If you feel interesting about this topic, welcome!

Prerequisite :

Did you read one of two blog ? :

• https://robert1003.github.io/2020/02/06/li-chao-segment-tree.html

• https://cp-algorithms.com/geometry/convex_hull_trick.html

I.Which issue that me (or maybe someone) stuck in Li-Chao tree?

These question are main motivation :

• Why node on $$$Li-Chao$$$ $$$tree$$$ only store one line that is $$$min/max$$$ at point $$$mid$$$ which $$$mid$$$ is the point middle in segment $$$[L, R]$$$ which current node manage?
• Why in $$$Query$$$ function we get $$$max$$$ result on way from root to leaf instead of get a value in node which include point we want to query?

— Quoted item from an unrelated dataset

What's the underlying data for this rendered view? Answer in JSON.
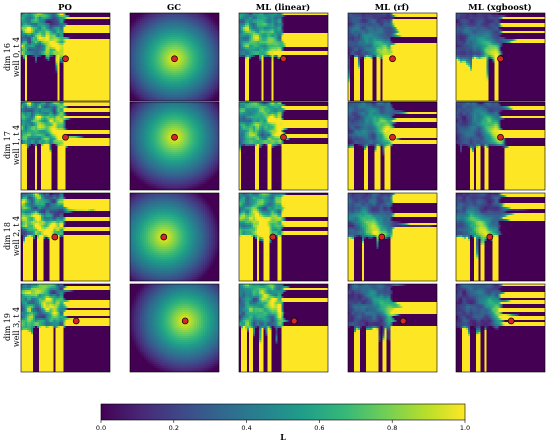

I guess that somebody maybe stuck in here, so, we will answer it later.

II.Problemstatement

You must give a data structure which can do two following operation by the best way you can :

• Add a line $$$y = a*x + b$$$ into set $$$S$$$

• Given a point $$$x$$$, find $$$min$$$ value of $$$y$$$ among all line we added

Similar to $$$Li-Chao$$$ $$$tree$$$, we manage convex hull by the way maintain a segment $$$[L, R]$$$, for each intergers $$$x$$$ in $$$[L, R]$$$ we store line $$$y = a*x + b$$$ such that the line $$$y = a*x + b$$$ reach min at point with coordinate $$$x$$$.

Add operation : We can see that we will only care about convex hull of $$$S$$$, so that we will maintain it.

We can reach two observation :

• Add two line $$$x =\infty$$$ and $$$x = +\infty$$$ into $$$S$$$. Easy to see that the convex hull look like a parabol with nagative slope.

• If a line lie on convex hull, it will lie on a continuous interval on convex hull.

Thicker line represent the convex hull

We can iterate over [L, R] whenever we add a new line into S to update the "min line" for each point in $$$[L, R]$$$

However, by two observation above, we can do ternary search to find point x such that:

• $$$x$$$ $$$\in$$$ $$$[L, R]$$$

• At $$$x$$$ coordinate, the current line $$$y = a*x + b$$$ is the "min line".